Persistent gains in U.S. production also dragged on benchmark crude prices, traders said.
Brent crude LCOc1 was trading at $49.10 per barrel at 0244 GMT, down 37 cents, or 0.8 percent from their last close. That is down almost 9 percent from the open on futures trading on May 25, when an OPEC-led policy to cut oil output was extended into the first quarter of 2018.
U.S. West Texas Intermediate (WTI) crude CLc1 had dropped 36 cents, or 0.8 percent, to $47.04 per barrel. That is down about 8 percent from the May 25 open.
Leading Arab powers including Saudi Arabia, Egypt, and the United Arab Emirates cut ties with Qatar on Monday, accusing it of support for Islamist militants and Iran.
Steps taken include preventing ships coming from or going to the small peninsular nation to dock at Fujairah, in the UAE, used by Qatari oil and liquefied natural gas (LNG) tankers to take on new shipping fuel.
Analysts said that the current dispute goes much deeper than a similar rift in 2014.
“The measures by the anti-Qatar alliance signal commitment to forcing a complete change in Qatari policy or creating an environment for leadership change in Doha… Saudi Arabia and its allies will not accept any solution short of (Qatari) capitulation,” political risk consultancy Eurasia Group said in a note.
With oil production of about 620,000 barrels per day, b/d, Qatar’s crude output ranks as one of the smallest among the Organization of the Petroleum Exporting Countries (OPEC), but tension within the cartel could weaken an agreement to hold back production in order to prop up prices.
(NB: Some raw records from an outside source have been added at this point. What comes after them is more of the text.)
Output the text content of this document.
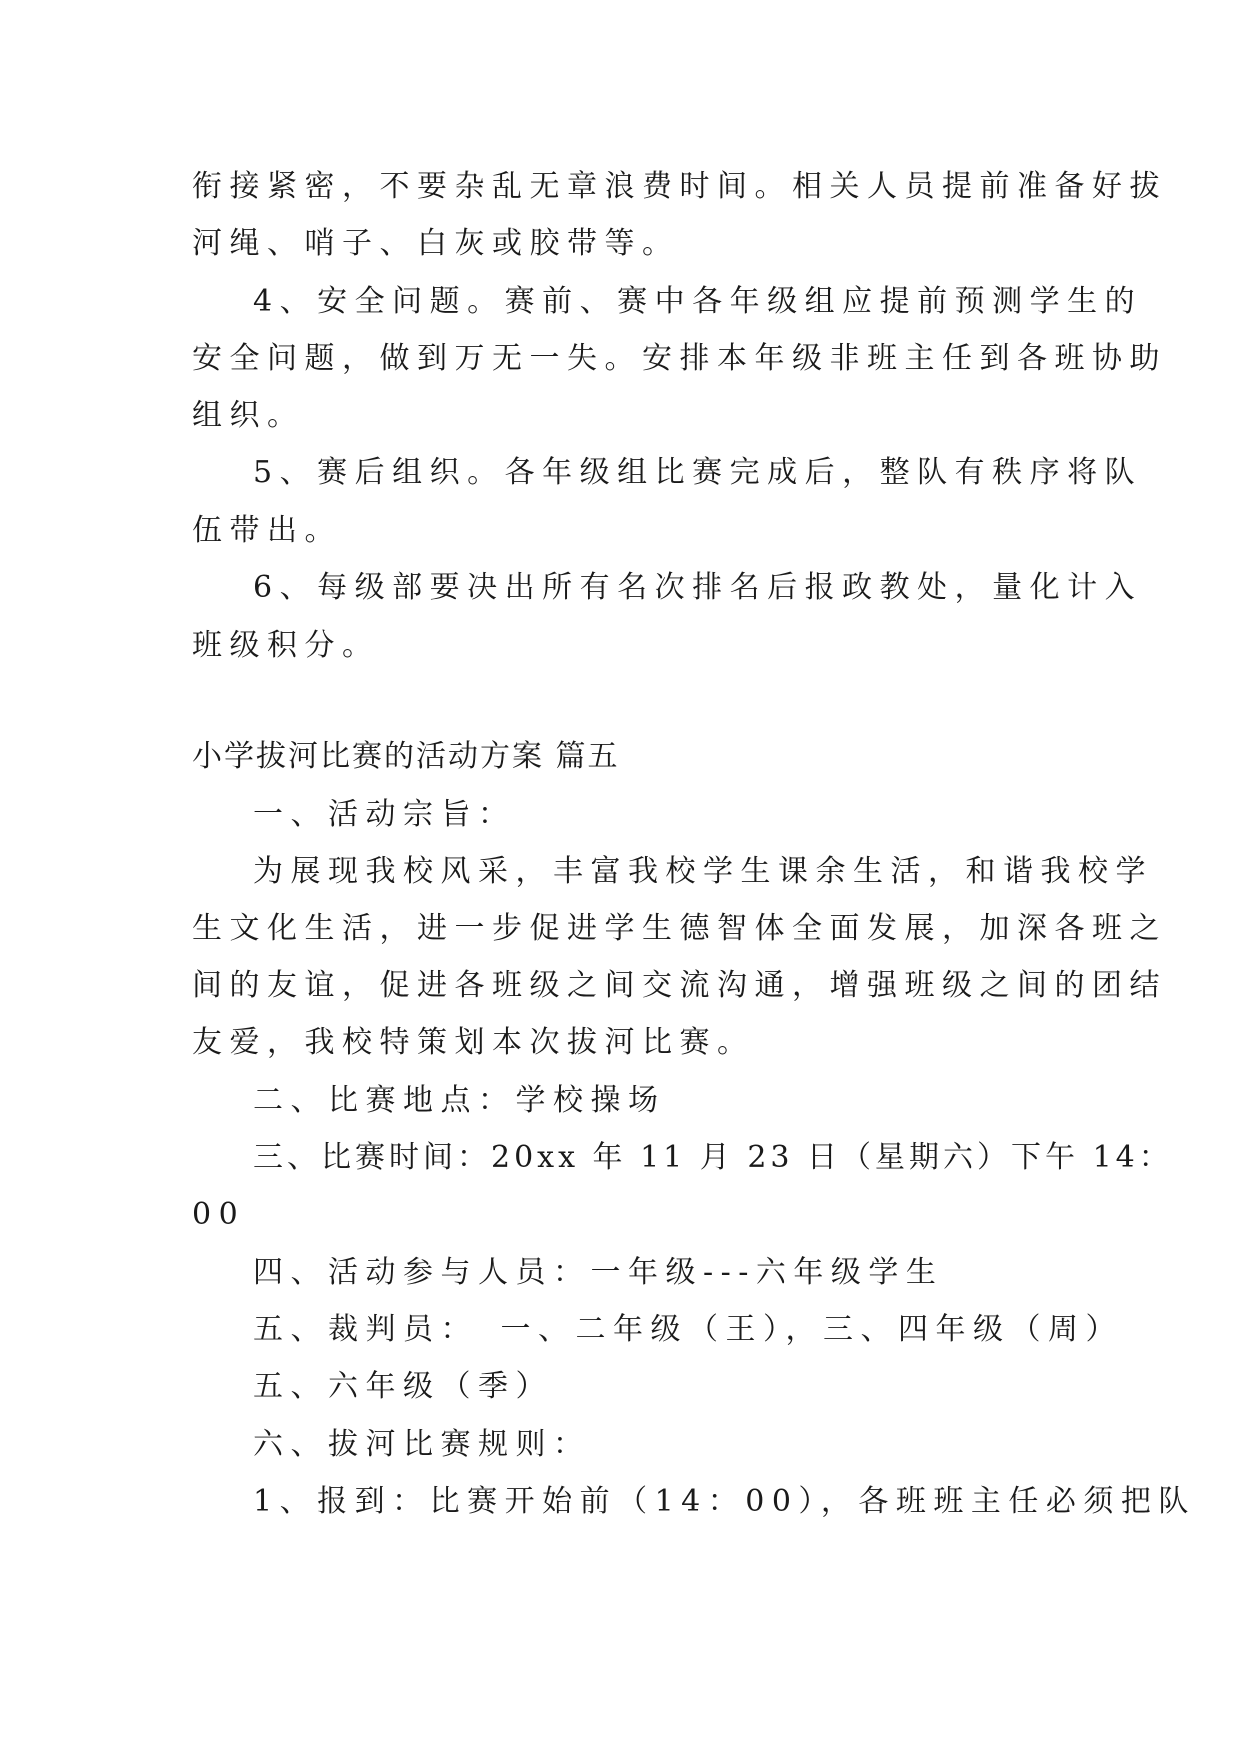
衔接紧密，不要杂乱无章浪费时间。相关人员提前准备好拔
河绳、哨子、白灰或胶带等。
4、安全问题。赛前、赛中各年级组应提前预测学生的
安全问题，做到万无一失。安排本年级非班主任到各班协助
组织。
5、赛后组织。各年级组比赛完成后，整队有秩序将队
伍带出。
6、每级部要决出所有名次排名后报政教处，量化计入
班级积分。
小学拔河比赛的活动方案 篇五
一、活动宗旨：
为展现我校风采，丰富我校学生课余生活，和谐我校学
生文化生活，进一步促进学生德智体全面发展，加深各班之
间的友谊，促进各班级之间交流沟通，增强班级之间的团结
友爱，我校特策划本次拔河比赛。
二、比赛地点：学校操场
三、比赛时间：20xx 年 11 月 23 日（星期六）下午 14：
00
四、活动参与人员：一年级---六年级学生
五、裁判员：　一、二年级（王），三、四年级（周）
五、六年级（季）
六、拔河比赛规则：
1、报到：比赛开始前（14：00），各班班主任必须把队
Greg McKenna, chief market strategist at futures brokerage AxiTrader, said that the boycott of Qatar meant there was “a real chance” that OPEC solidarity surrounding its production cuts may fracture.
Although Qatar is a small oil producer, other OPEC states could see such an action as a reason to stop restraining their own output, traders said.
Worries over the outlook for OPEC’s drive to rein in production come amid bulging supplies from elsewhere, especially the United States.
U.S. crude production has jumped over 10 percent since mid-2016 to 9.34 million b/d C-OUT-T-EIA, levels close to top producers Russia and Saudi Arabia.
“The relentless increase in U.S. oil production appears to have the market worried that the OPEC cuts will be completely nullified by the increased U.S. production,” William O’Loughlin, an analyst at Australia’s Rivkin Securities, wrote in a note to clients on Tuesday.